Not only is plutonomy (basing the entire economy on production for the super rich) profoundly immoral (some people pay $22,000 for a fidget spinner whilst others have to visit food banks) it is also economically illiterate. There is a limit to how many luxury goods any one person can consume. The deliberate distortion of the economy since the 1970s, but especially since 2008, has since the exponential growth in the amount of money hidden in tax havens. Whether one is on the left or right it is clear that this money is not being used productively. Henry Ford did not pay his workers $5 a day because he was a nice person (he wasn’t) but because he knew well-paid workers would be able to buy his cars. This is basic stuff – the Keynesian multiplier effect.

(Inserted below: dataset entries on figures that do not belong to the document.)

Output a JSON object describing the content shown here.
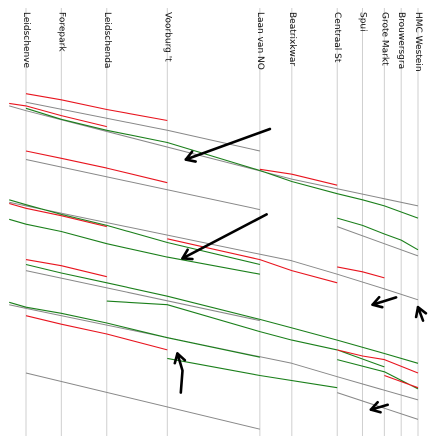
{
  "chart_data": {
    "type": "line",
    "title": "",
    "xlabel": "",
    "ylabel": "",
    "grid": true,
    "colors": {
      "planned": "#888888",
      "late": "#e8141e",
      "early": "#1a7f1a",
      "annotation": "#000000"
    },
    "stops": [
      {
        "label": "Leidschenveen",
        "x": 0
      },
      {
        "label": "Forepark",
        "x": 2.1
      },
      {
        "label": "Leidschendam",
        "x": 4.8
      },
      {
        "label": "Voorburg 't Loo",
        "x": 8.4
      },
      {
        "label": "Laan van NOI",
        "x": 13.9
      },
      {
        "label": "Beatrixkwartier",
        "x": 15.8
      },
      {
        "label": "Centraal Station",
        "x": 18.5
      },
      {
        "label": "Spui",
        "x": 20.0
      },
      {
        "label": "Grote Markt",
        "x": 21.3
      },
      {
        "label": "Brouwersgracht",
        "x": 22.3
      },
      {
        "label": "HMC Westeinde",
        "x": 23.3
      }
    ],
    "series": [
      {
        "kind": "planned",
        "points": [
          [
            0,
            1.0
          ],
          [
            8.4,
            3.3
          ]
        ]
      },
      {
        "kind": "late",
        "points": [
          [
            0,
            0.3
          ],
          [
            2.1,
            0.8
          ],
          [
            4.8,
            1.6
          ],
          [
            8.4,
            2.5
          ]
        ]
      },
      {
        "kind": "planned",
        "points": [
          [
            8.4,
            3.3
          ],
          [
            13.9,
            5.0
          ]
        ]
      },
      {
        "kind": "planned",
        "points": [
          [
            -1,
            1.3
          ],
          [
            0,
            1.7
          ],
          [
            15.8,
            7.3
          ],
          [
            18.5,
            8.1
          ],
          [
            23.3,
            9.5
          ]
        ]
      },
      {
        "kind": "late",
        "points": [
          [
            -1,
            1.1
          ],
          [
            0,
            1.3
          ],
          [
            2.1,
            2.1
          ],
          [
            4.8,
            3.0
          ]
        ]
      },
      {
        "kind": "early",
        "points": [
          [
            0,
            1.5
          ],
          [
            2.1,
            2.4
          ],
          [
            4.8,
            3.3
          ],
          [
            8.4,
            4.3
          ],
          [
            13.9,
            6.6
          ]
        ]
      },
      {
        "kind": "early",
        "points": [
          [
            13.9,
            6.6
          ],
          [
            15.8,
            7.5
          ],
          [
            18.5,
            8.5
          ],
          [
            20.0,
            9.0
          ],
          [
            21.3,
            9.5
          ],
          [
            22.3,
            10.0
          ],
          [
            23.3,
            10.5
          ]
        ]
      },
      {
        "kind": "late",
        "points": [
          [
            13.9,
            6.5
          ],
          [
            15.8,
            6.9
          ],
          [
            18.5,
            7.8
          ]
        ]
      },
      {
        "kind": "planned",
        "points": [
          [
            0,
            5.7
          ],
          [
            13.9,
            9.8
          ]
        ]
      },
      {
        "kind": "late",
        "points": [
          [
            0,
            5.0
          ],
          [
            2.1,
            5.6
          ],
          [
            4.8,
            6.4
          ],
          [
            8.4,
            7.6
          ]
        ]
      },
      {
        "kind": "planned",
        "points": [
          [
            -1,
            9.2
          ],
          [
            0,
            9.5
          ],
          [
            15.8,
            14.0
          ],
          [
            18.5,
            15.1
          ],
          [
            21.3,
            16.3
          ],
          [
            23.3,
            17.2
          ]
        ]
      },
      {
        "kind": "late",
        "points": [
          [
            -1,
            9.3
          ],
          [
            0,
            9.7
          ],
          [
            2.1,
            10.3
          ],
          [
            4.8,
            11.2
          ]
        ]
      },
      {
        "kind": "early",
        "points": [
          [
            -1,
            9.0
          ],
          [
            0,
            9.4
          ],
          [
            2.1,
            10.2
          ],
          [
            4.8,
            11.1
          ],
          [
            8.4,
            12.5
          ],
          [
            13.9,
            14.3
          ]
        ]
      },
      {
        "kind": "early",
        "points": [
          [
            -1,
            10.6
          ],
          [
            0,
            11.0
          ],
          [
            2.1,
            11.6
          ],
          [
            4.8,
            12.6
          ],
          [
            8.4,
            13.7
          ],
          [
            13.9,
            15.1
          ]
        ]
      },
      {
        "kind": "late",
        "points": [
          [
            8.4,
            12.2
          ],
          [
            13.9,
            13.9
          ],
          [
            15.8,
            14.8
          ],
          [
            18.5,
            15.8
          ]
        ]
      },
      {
        "kind": "early",
        "points": [
          [
            18.5,
            10.5
          ],
          [
            20.0,
            11.1
          ],
          [
            21.3,
            11.8
          ],
          [
            22.3,
            12.3
          ],
          [
            23.3,
            13.1
          ]
        ]
      },
      {
        "kind": "planned",
        "points": [
          [
            18.5,
            11.2
          ],
          [
            23.3,
            13.6
          ]
        ]
      },
      {
        "kind": "late",
        "points": [
          [
            18.5,
            14.5
          ],
          [
            20.0,
            14.9
          ],
          [
            21.3,
            15.4
          ]
        ]
      },
      {
        "kind": "planned",
        "points": [
          [
            0,
            14.8
          ],
          [
            13.9,
            18.9
          ]
        ]
      },
      {
        "kind": "early",
        "points": [
          [
            0,
            14.3
          ],
          [
            2.1,
            15.0
          ],
          [
            4.8,
            15.8
          ],
          [
            8.4,
            16.9
          ],
          [
            13.9,
            18.8
          ],
          [
            15.8,
            19.5
          ],
          [
            18.5,
            20.5
          ],
          [
            21.3,
            21.6
          ],
          [
            23.3,
            22.4
          ]
        ]
      },
      {
        "kind": "late",
        "points": [
          [
            0,
            13.9
          ],
          [
            2.1,
            14.4
          ],
          [
            4.8,
            15.3
          ]
        ]
      },
      {
        "kind": "planned",
        "points": [
          [
            -1,
            17.6
          ],
          [
            0,
            17.9
          ],
          [
            15.8,
            22.4
          ],
          [
            18.5,
            23.5
          ],
          [
            23.3,
            25.4
          ]
        ]
      },
      {
        "kind": "early",
        "points": [
          [
            -1,
            17.4
          ],
          [
            0,
            17.8
          ],
          [
            2.1,
            18.3
          ],
          [
            4.8,
            19.1
          ],
          [
            8.4,
            20.3
          ],
          [
            13.9,
            21.9
          ]
        ]
      },
      {
        "kind": "early",
        "points": [
          [
            4.8,
            17.3
          ],
          [
            8.4,
            17.6
          ],
          [
            13.9,
            19.8
          ],
          [
            15.8,
            20.5
          ],
          [
            18.5,
            21.3
          ],
          [
            21.3,
            22.7
          ]
        ]
      },
      {
        "kind": "late",
        "points": [
          [
            0,
            18.5
          ],
          [
            2.1,
            19.2
          ],
          [
            4.8,
            20.0
          ],
          [
            8.4,
            21.3
          ]
        ]
      },
      {
        "kind": "early",
        "points": [
          [
            8.4,
            22.0
          ],
          [
            13.9,
            23.4
          ],
          [
            18.5,
            24.4
          ]
        ]
      },
      {
        "kind": "late",
        "points": [
          [
            18.5,
            21.3
          ],
          [
            20.0,
            21.8
          ],
          [
            21.3,
            22.1
          ],
          [
            23.3,
            23.2
          ]
        ]
      },
      {
        "kind": "early",
        "points": [
          [
            18.5,
            22.1
          ],
          [
            21.3,
            23.1
          ],
          [
            23.3,
            24.5
          ]
        ]
      },
      {
        "kind": "late",
        "points": [
          [
            21.3,
            23.4
          ],
          [
            22.3,
            23.9
          ],
          [
            23.3,
            24.4
          ]
        ]
      },
      {
        "kind": "planned",
        "points": [
          [
            0,
            23.2
          ],
          [
            13.9,
            27.8
          ]
        ]
      },
      {
        "kind": "planned",
        "points": [
          [
            18.5,
            24.8
          ],
          [
            23.3,
            27.0
          ]
        ]
      }
    ],
    "annotations": [
      {
        "shape": "arrow",
        "points": [
          [
            14.5,
            3.2
          ],
          [
            9.5,
            5.7
          ]
        ]
      },
      {
        "shape": "arrow",
        "points": [
          [
            14.3,
            10.2
          ],
          [
            9.3,
            13.8
          ]
        ]
      },
      {
        "shape": "arrow",
        "points": [
          [
            22.0,
            17.0
          ],
          [
            20.6,
            17.6
          ]
        ]
      },
      {
        "shape": "arrow",
        "points": [
          [
            23.6,
            18.9
          ],
          [
            23.3,
            17.8
          ]
        ]
      },
      {
        "shape": "arrow",
        "points": [
          [
            9.2,
            24.8
          ],
          [
            9.3,
            23.0
          ],
          [
            9.0,
            21.6
          ]
        ]
      },
      {
        "shape": "arrow",
        "points": [
          [
            21.5,
            25.8
          ],
          [
            20.5,
            26.2
          ]
        ]
      }
    ]
  }
}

We are heading back to a situation akin to that in the late Roman Republic and early Empire. In Ancient Rome, a few people were obscenely wealthy whilst the vast majority of the population were either slaves or lived on the edge of subsistence. The phrase ‘bread and circuses’ comes from the policy of the Roman elite to provide free food and entertainment for the masses. Whilst we haven’t got to the stage of the government handling out a corn dole, what else is reality television but a circus designed as a distraction? Even some of the ‘serious’ newspapers have been reporting the tawdry goings-on from the show ‘Love Island’ as though it were news. I sometimes feel my mind sinking into a bottomless pit of despair and hopelessness.
Karl Marx got his word for the dispossessed working class – the proletariat – from the Roman term proletarii. The proletarii were the poorest citizens who owned little or no property and whose only contribution to society was the ability to produce children for the army. Anyone who has read Yuval Noah Harari’s book Sapiens will be aware of his prediction that a large majority of humans may be rendered economically superfluous by advances in robotics and artificial intelligence. To stay with the Roman theme, the late Republic and Empire saw the super rich live in protected enclaves with their own bodyguards whilst the poor lived in lawless and violent districts. Is this the future of Western society? Or am I guilty of hyperbole? Perhaps I am but the number of violent deaths in Sadiq Khan’s London and the authorities’ refusal to protect young girls from sexual predators in cities across the north of England may suggest otherwise.